She was scheduled to speak at last year’s fall ceremony, which was slated on Sunday and canceled due to a snowstorm.
UT officials said if Mother Nature intervenes this year, commencement would take place Sunday, Dec. 21, at 10 a.m.
There are 1,895 candidates for degrees from the colleges of Arts and Sciences, Business Administration, Education, Engineering, Health Science and Human Service, Medicine, Nursing, Pharmacy and University College Programs. There are 626 candidates for doctoral, education specialist and master’s degrees, and 1,269 for bachelor’s and associate degrees.
An honorary doctorate in journalism will be presented to Brennan during the ceremony, which will be webcast live at http://video.utoledo.edu. It will be the first commencement to be held in the renovated Savage Arena.
"I've heard a lot about the new Savage Arena and can't wait to see it,” Brennan wrote in an e-mail. “The Savage family has done so much for UT and the city, and our family has known them forever, it seems, so this is a great honor for me."
Brennan’s column in USA Today makes her one of the most widely read female sports writers in the country. She has written seven books and is a television sports analyst, and is a leading voice on the Olympics, international sports and women’s sports.

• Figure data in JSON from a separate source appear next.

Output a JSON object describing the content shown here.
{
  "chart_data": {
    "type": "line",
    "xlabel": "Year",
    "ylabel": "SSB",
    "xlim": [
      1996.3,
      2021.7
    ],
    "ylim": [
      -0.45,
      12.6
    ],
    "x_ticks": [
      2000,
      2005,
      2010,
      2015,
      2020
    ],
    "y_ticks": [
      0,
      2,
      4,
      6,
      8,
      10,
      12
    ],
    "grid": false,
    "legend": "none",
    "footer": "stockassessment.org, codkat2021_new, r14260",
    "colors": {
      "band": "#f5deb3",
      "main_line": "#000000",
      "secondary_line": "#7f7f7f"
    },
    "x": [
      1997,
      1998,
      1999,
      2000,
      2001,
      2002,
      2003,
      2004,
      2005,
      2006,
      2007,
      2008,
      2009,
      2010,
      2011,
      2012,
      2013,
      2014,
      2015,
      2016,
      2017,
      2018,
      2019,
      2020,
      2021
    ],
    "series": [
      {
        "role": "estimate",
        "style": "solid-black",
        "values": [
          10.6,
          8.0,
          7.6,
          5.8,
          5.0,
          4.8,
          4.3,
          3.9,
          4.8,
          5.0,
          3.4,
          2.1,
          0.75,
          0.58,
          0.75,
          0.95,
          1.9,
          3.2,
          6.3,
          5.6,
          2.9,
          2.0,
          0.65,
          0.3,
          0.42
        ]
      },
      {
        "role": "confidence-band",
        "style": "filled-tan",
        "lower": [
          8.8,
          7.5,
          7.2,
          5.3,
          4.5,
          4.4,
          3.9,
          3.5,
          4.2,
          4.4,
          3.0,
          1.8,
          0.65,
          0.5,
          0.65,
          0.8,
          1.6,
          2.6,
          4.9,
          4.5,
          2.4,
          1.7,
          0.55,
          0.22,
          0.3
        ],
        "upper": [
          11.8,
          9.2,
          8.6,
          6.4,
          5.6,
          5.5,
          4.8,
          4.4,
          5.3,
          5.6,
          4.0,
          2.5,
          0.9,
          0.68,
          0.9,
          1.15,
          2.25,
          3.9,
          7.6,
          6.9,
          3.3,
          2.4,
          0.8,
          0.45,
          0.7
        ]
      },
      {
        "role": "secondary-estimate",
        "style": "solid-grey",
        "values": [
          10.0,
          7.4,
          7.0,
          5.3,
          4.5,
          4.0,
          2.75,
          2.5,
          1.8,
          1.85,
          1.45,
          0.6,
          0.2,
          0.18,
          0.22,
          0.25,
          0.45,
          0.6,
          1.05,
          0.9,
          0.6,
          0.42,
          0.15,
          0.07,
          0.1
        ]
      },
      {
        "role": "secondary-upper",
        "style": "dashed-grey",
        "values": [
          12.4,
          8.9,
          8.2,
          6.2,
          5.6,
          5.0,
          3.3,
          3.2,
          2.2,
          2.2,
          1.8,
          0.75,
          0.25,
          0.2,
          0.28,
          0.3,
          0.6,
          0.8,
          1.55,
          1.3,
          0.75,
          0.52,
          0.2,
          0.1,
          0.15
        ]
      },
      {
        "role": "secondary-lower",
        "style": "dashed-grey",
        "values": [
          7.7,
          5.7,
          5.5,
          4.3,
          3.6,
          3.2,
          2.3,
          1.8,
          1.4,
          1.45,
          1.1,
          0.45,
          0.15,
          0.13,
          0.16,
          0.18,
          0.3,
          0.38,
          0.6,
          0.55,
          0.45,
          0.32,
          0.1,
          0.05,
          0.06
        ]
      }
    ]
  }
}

She grew up across from the University and watched the Rockets play football and basketball. In her 2006 book, Best Seat in the House: A Father, A Daughter, A Journey Through Sports, she wrote about watching Toledo in the Glass Bowl during the 35-0 winning streak from 1969 to 1971. In the first father-daughter memoir by a sports writer, she recalled traveling to Florida to see Toledo defeat Richmond, 28-3, in the 1971 Tangerine Bowl.
“Even though I'm based in Washington, D.C., I always reserve the word ‘home’ for Toledo,” Brennan wrote. “I have such fond memories of walking with my dad to the Glass Bowl for Toledo Rocket football games when we lived in Old Orchard. We could see the glow of the stadium lights from our front yard, that's how close we were.
"My fondest memory of the Field House is watching the great Steve Mix play there,” she continued. “I particularly remember his last home game in 1969, when the horn sounded and he went to the bench. That was the last we'd see of him in a Toledo Rocket uniform, my father and I knew. I was 10 and had a tear in my eye when that happened.”
Brennan noted she enjoys returning to the University for events.
“In many ways, it's a return to my childhood, to a wonderful time and place in sports and in my life. Were it not for those Toledo Rockets, for whom I poured out my heart during their 35-0 winning streak, I might not have been so encouraged to follow a career in sports. So it's all come full circle, and I couldn't be happier about that."
After receiving bachelor’s and master’s degrees in journalism from Northwestern University in 1980 and 1981, respectively, Brennan became the first woman sports writer at The Miami Herald, where she worked until 1984. She then joined The Washington Post, where she was the first woman to cover the Washington Redskins in 1985.
In 1997, Brennan joined USA Today as a columnist. She broke the news of the pairs figure skating scandal at the 2002 Winter Olympics in Salt Lake, and her April 2002 column on Augusta National Golf Club started a debate on the club’s lack of female members.
The award-winning writer is an on-air commentator for ABC News and ESPN. She has covered the Summer Olympic Games in Beijing, Atlanta, Sydney and Athens, and the Winter Olympic Games in Nagano, Salt Lake City and Torino. She also is a commentator on NPR’s Morning Edition.
Brennan’s books include Inside Edge (1996), which was named one of the all-time top 100 sports books by Sports Illustrated in 2002, and Edge of Glory (1998), which won an Ohioana Library Association book award.
The Associated Press Sports Editors named Brennan one of the top 10 sports columnists in the category of the nation’s largest newspapers in 2001 and 2003. She has won the Women’s Sports Foundation’s journalism award four times.
In 1988, she was elected the first president of the Association for Women in Sports Media. During her two years as leader of the national organization, she started a scholarship-internship program for college-age women. The association honored Brennan with its Pioneer Award in 2004.
Brennan won the U.S. Sports Academy's 2002 media award; was the recipient of the 2003 Jake Wade Award from the College Sports Information Directors of America for an outstanding media contribution to intercollegiate athletics; was named 2005 Woman of the Year by Women in Sports and Events; received the 2005 National Association of Collegiate Women Athletics Administrators' Honor Award; and was the recipient of the inaugural Women's Sports Foundation Billie Award for journalism in 2006.
The Toledo native was inducted into the Ohio Women’s Hall of Fame in 1995.